Despite this, Berkshire has stuck to sectors it knows well, such as banking and food and beverage, reaping huge profits from investments in Bank of America, American Express, Coca-Cola Co and, later, Apple. this.
Munger and Buffet also mastered the art of valuation by examining a company’s balance sheet before making an investment decision, which Munger once said was the only good way to invest.
“Every smart investment is a value investment (…) You have to value the business to value the stock.”
Although blockchains and protocols are generally not valued using a discounted cash flow model or other traditional methods, many insights can be gained from on-chain data, from the volume of the day -day active users and transaction volumes up to the total amount locked (relative to market capitalization) and net inflows and outflows, to name a few.

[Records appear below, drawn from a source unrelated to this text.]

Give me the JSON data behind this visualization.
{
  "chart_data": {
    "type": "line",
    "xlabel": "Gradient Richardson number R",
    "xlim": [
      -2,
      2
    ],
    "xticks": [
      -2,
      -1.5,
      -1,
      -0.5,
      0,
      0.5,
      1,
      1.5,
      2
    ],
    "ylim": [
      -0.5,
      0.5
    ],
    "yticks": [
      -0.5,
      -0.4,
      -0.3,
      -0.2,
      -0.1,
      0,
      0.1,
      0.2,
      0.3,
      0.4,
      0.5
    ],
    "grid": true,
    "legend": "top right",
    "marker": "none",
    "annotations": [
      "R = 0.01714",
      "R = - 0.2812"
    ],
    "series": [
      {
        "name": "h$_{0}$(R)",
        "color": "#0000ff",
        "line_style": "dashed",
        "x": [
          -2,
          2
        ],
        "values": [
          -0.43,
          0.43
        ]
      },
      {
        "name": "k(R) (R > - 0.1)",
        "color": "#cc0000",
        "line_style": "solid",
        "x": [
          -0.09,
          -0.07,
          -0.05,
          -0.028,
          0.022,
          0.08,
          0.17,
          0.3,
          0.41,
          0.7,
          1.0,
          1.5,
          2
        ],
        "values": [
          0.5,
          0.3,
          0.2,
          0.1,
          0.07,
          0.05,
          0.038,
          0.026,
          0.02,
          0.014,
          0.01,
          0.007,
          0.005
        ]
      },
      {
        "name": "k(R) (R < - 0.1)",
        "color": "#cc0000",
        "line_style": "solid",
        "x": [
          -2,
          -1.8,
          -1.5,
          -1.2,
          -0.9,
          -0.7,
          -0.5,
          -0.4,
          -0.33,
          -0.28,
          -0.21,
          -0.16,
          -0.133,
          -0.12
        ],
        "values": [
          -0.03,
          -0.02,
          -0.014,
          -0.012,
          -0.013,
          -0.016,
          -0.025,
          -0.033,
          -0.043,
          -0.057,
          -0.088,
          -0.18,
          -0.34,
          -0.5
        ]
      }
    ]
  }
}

Temperament, not IQ, is a more important factor in investment success
Munger is not one to jump ahead of a new trend, preferring to stay on the more conservative side of investing.
He once said that many “high IQ” people are bad investors because they have bad habits. “Many investors”, on the other hand, proceed with caution and think things through:
“Great investors are always cautious. They think things through. They take their time. They’re calm. They don’t rush. They don’t get excited. They just follow the facts, and they know the value. . And that’s what we’re trying to do.” .
“You have to guard against raw irrational emotions,” Munger said in another comment.
Having been in the investment space for more than 60 years, Munger says patience is also important when building wealth.
“Big money is not in buying or selling, but in waiting.”
Building conviction and enduring change
Munger has seen Berkshire’s investment portfolio fall several times over the decades, such as the Black Monday crash in 1987, the financial crisis in 2007-2008 and most recently, the COVID-19 pandemic.
He once emphasized that long-term investors must learn to support their investments when adverse macroeconomic conditions cause the market to decline:
“If you are not prepared to react with fairness to a 50% drop in the market price two or three times in a century, you are not qualified to be a common shareholder and you deserve mediocrity that result you get.”
“There are times when there’s a lot of pain and other times when there’s a boom,” Munger said in another comment. “You just have to learn to live through them.”
Munger was born on January 1, 1924, which means he died 34 days before his 100th birthday.
“Berkshire Hathaway would not have reached its current position without Charlie’s inspiration, wisdom and involvement,” Buffett said in a statement.